The traditional principles of marketing strategy can also be applied to e-commerce strategy. Making sure that the mix between your target market, your product or service and your corporate resources is still just as important. What many companies fail to recognize however, is that in many cases their online customers need to be categorized differently. The product or service may also need to be re-developed or re-branded and the online resource requirement is different too.

Online customers tend to be younger, although this will obviously change given time. Online customers also tend to be categorized as passive, with low attention spans. This is not intended to be an insult. It is a simple reality based upon the fact that supply always outstrips demand. Online customers invariably have infinite choice and very little time. But the basic principles of supply and demand still apply. To succeed companies either need to have a competitive product or service if they are operating within a mass market industry, such as supermarkets, telecommunications, retail clothing, or fast moving consumer goods, or alternatively they need to have an innovative or unique product or service, operating within a niche market, or they might need to provide a unique online user experience.

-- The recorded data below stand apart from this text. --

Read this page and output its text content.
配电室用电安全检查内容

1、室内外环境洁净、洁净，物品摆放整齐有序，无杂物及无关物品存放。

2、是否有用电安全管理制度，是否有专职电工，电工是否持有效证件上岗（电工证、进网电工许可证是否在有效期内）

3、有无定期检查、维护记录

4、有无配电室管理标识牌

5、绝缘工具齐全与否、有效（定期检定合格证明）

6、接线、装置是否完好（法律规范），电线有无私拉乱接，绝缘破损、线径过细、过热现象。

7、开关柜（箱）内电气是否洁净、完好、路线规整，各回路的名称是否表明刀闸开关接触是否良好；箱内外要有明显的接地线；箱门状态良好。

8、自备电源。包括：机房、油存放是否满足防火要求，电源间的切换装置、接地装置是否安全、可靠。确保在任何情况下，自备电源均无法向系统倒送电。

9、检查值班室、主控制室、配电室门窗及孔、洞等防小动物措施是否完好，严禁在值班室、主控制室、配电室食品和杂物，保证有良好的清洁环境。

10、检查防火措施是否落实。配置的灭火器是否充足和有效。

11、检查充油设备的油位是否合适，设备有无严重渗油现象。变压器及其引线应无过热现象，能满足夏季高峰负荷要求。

Everything happens much more quickly online. This includes establishing a first impression, corporate branding and product or service branding. This is an important issue because with branding preparation is always easier to achieve and maintain than branding recovery. The former is much less expensive too. It is achieved by taking a step backwards in order to take two steps forward. In other words, making sure that you have a sound e-commerce strategy, which has been thoroughly researched and developed and which incorporates your core business principles, ethics, business objectives and strategies.

Many companies think about their web site as merely being an online advert for their company. This is actually now a very dangerous mistake to make because online users will expect far more from your corporate web site. You should think of your web site as being an online subsidiary of your whole company. It should include and represent each and every department including Finance, Operations, Management, Human Resources, Customer Services, Marketing, Information Technology and of course Production. It should also enable customers to achieve the same experience as if they were to walk into your retail store, office, or factory personally. If it does not then the consequences can be devastating and difficult to recover from. Indeed the perception from potential customers may be that your company does not actually exist at all.

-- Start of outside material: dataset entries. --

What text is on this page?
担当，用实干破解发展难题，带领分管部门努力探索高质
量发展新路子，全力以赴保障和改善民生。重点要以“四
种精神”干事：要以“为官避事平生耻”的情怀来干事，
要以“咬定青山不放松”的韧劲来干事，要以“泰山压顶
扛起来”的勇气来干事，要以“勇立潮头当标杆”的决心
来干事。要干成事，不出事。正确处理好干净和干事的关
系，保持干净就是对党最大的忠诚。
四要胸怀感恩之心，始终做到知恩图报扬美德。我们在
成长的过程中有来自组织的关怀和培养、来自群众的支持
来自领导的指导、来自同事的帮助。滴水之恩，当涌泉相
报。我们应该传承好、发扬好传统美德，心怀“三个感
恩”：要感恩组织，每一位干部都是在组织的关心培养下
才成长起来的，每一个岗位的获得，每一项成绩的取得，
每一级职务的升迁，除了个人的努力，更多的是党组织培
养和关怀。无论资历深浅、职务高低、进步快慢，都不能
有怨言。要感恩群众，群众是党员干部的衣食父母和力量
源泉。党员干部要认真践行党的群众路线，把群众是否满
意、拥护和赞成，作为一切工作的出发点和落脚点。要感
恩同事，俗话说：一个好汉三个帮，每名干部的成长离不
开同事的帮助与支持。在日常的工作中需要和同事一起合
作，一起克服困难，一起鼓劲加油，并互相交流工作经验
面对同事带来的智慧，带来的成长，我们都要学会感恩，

Research has proven that the first task that any customer now undertakes before doing business with a company that is new to them is to review the company’s web site online. The second task is then to search for any independent information which might be available online about the company from other customers. There also needs to be a plausible reason for why the company undertakes business online and it should be obvious to users why the customer experience is going to be much better online than it would be by visiting the company premises personally. Customers are looking for far more than just basic information about the company’s history, contacts, products and services. At the very least they are looking for the same experience which they would achieve by visiting your company premises. Consequently your e-commerce strategy needs to incorporate broadly the same corporate objectives of each individual company department, together with the additional objectives which will be unique to undertaking business online.

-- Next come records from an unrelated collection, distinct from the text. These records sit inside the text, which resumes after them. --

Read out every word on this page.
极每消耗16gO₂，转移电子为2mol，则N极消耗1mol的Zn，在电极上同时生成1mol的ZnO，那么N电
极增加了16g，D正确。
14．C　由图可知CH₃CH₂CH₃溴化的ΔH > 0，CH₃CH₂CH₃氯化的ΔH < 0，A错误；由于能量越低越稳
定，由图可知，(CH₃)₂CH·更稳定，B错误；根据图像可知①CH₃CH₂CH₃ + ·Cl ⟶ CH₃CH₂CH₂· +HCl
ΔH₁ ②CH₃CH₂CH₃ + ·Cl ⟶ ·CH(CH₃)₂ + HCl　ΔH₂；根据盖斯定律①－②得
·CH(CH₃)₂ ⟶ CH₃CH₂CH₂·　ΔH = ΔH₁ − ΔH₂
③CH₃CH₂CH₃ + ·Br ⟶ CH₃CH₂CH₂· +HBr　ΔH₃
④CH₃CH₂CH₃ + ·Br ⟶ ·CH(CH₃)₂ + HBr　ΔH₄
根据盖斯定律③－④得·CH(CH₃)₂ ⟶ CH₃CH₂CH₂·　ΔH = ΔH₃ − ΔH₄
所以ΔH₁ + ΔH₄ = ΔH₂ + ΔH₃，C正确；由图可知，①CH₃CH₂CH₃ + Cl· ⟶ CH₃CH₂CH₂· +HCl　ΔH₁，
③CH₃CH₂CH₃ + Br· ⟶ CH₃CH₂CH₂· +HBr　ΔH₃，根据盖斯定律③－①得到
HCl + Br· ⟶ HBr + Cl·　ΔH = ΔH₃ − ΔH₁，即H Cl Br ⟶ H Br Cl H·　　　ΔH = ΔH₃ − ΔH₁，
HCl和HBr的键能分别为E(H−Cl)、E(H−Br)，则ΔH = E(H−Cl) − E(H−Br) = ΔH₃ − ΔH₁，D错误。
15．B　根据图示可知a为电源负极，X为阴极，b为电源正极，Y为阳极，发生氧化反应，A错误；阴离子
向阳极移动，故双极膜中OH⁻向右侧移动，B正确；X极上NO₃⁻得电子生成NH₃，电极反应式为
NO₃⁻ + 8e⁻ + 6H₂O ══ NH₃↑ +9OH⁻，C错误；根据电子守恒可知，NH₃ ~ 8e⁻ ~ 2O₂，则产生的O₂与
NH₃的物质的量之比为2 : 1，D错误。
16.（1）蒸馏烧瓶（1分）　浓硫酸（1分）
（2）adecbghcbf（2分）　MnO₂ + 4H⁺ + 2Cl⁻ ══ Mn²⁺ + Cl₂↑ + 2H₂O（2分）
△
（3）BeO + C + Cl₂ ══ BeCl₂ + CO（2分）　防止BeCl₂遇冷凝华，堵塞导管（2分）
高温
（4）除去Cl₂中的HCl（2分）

Just the same as it can be frustrating to walk into a retail store only to be kept waiting because there are insufficient numbers of sales assistants, it can be equally frustrating to be browsing through the company web site online only to be informed that you cannot proceed with your order because this particular part of the web site is under construction or temporarily unavailable. Both events can result in customers walking away, never to return. Consequently, just as a house has good foundations at its core, a good e-commerce strategy is based upon interaction. The more interaction there is between the customer and the web site, the more the company comes to life.